Où et d’où aurait-il grandi ? De ce qui n’est pas ? Non, je ne te laisserai

ni le dire ni le penser : on ne peut dire ni penser

qu’il est comme il n’est pas. Car alors, quelle nécessité l’aurait fait se lever,

après ou avant, s’il venait de rien, pour pousser ?

Ainsi faut-il qu’il soit là complètement, ou pas du tout.
Jamais non plus la force de la foi ne laissera, de ce qui n’est pas,

naître quelque chose de son côté. C’est pourquoi la Justice

ne l’a pas, relâchant ses entraves, laissé se produire ni périr,

mais l’empêche. Voici donc sur cette question quel est le choix :

il est ou il n’est pas. Eh bien le choix est fait, comme nécessaire,

entre d’un côté l’inepte et l’anonyme (car sans vérité

est cette voie) et de l’autre, ce qui est là et réel.

Mais comment ce qui est pourrait-il être après ? Comment se serait-il produit ?

S’il s’est produit, il n’est pas, et il n’est pas non plus s’il doit être un jour.

Ainsi s’éteint la production, et il n’est plus question de mort.

Il n’est pas non plus divisé, puisqu’il est tout entier identique.

Il n’y a rien de plus, ce qui lui ôterait sa cohésion,

ni rien de moins, car il est tout entier plein de ce qu’il est.

Tout y est communion, car ce qui est approche ce qui est.
D’autre part, immobile en des termes de hauts liens,

il est sans début et sans cesse, puisque naissance et mort

ont été déroutées tout au loin, repoussées par une foi vraie.

Lui-même en lui-même, subsistant par lui-même, stable

et solide, il demeure là-même. Car la robuste Nécessité

le garde accompli en ses liens, entouré et enclos,

la règle étant que ce qui est ne peut être inaccompli :

il est en effet sans manque ; s’il ne l’était pas, il manquerait de tout.
Le même est le fait de penser et ce pourquoi il y a de la pensée.

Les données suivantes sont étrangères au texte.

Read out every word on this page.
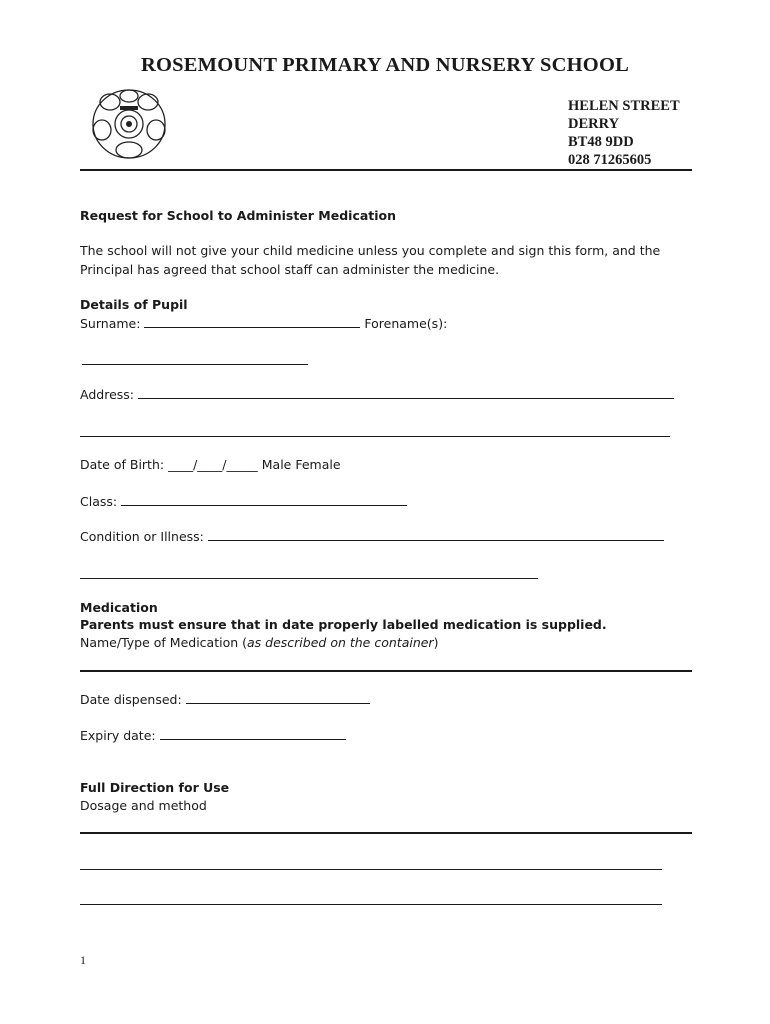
ROSEMOUNT PRIMARY AND NURSERY SCHOOL
HELEN STREET
DERRY
BT48 9DD
028 71265605
Request for School to Administer Medication
The school will not give your child medicine unless you complete and sign this form, and the
Principal has agreed that school staff can administer the medicine.
Details of Pupil
Surname:	Forename(s):
Address:
Date of Birth: ____/____/_____ Male Female
Class:
Condition or Illness:
Medication
Parents must ensure that in date properly labelled medication is supplied.
Name/Type of Medication (as described on the container)
Date dispensed:
Expiry date:
Full Direction for Use
Dosage and method
1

Car loin de ce qui est, en lequel elle s’est fait jour,

tu ne trouveras pas la pensée. Jamais en effet ne fut, n’est ni ne sera

quelque autre chose hors de ce qui est, puisque la Destinée l’a lié

afin qu’il soit entier et inviolable : en lui tout sera nom,

tout ce que les mortels ont posé, persuadés que c’était vrai :

naître et aussi mourir, être et aussi ne pas être,

changer de lieu en échangeant la surface brillante.
Et puisque la fin est dernière, il est accompli

de toutes parts, semblable à la masse d’une sphère bien circulaire,

de son milieu équidistant à tout ; car ni plus grand

ni plus petit il ne lui faut se trouver ici ou là.

Et il n’est rien qui pourrait le détourner d’atteindre

au commun, et ce qui est n’est pas non plus tel qu’il serait

ici beaucoup, là peu, car il est tout entier inviolable :

à lui-même égal de toutes parts, pareillement en ses termes il se rencontre.
Sur quoi, j’arrête pour toi la parole fiable et la pensée

autour de la vérité ; à partir d’ici, apprends les opinions

des mortels en écoutant l’ordre trompeur de mes dires.
Ils ont pris le parti de nommer deux formes

– dont l’une ne doit pas l’être – et c’est en quoi ils sont errants.

Ils ont opposé et séparé les corps, ils les ont étiquetés

à part les uns des autres : d’un côté le feu éthéré de la flamme,

doux, tout léger, en tout égal à lui-même,

mais non égal à l’autre forme ; d’un autre côté celle-ci,

en soi contraire, nuit sans savoir, corps épais, pesant.

Quant à moi, je vais te dire tout l’ordonnancement vraisemblable,

afin que la façon de voir des mortels jamais ne te dépasse.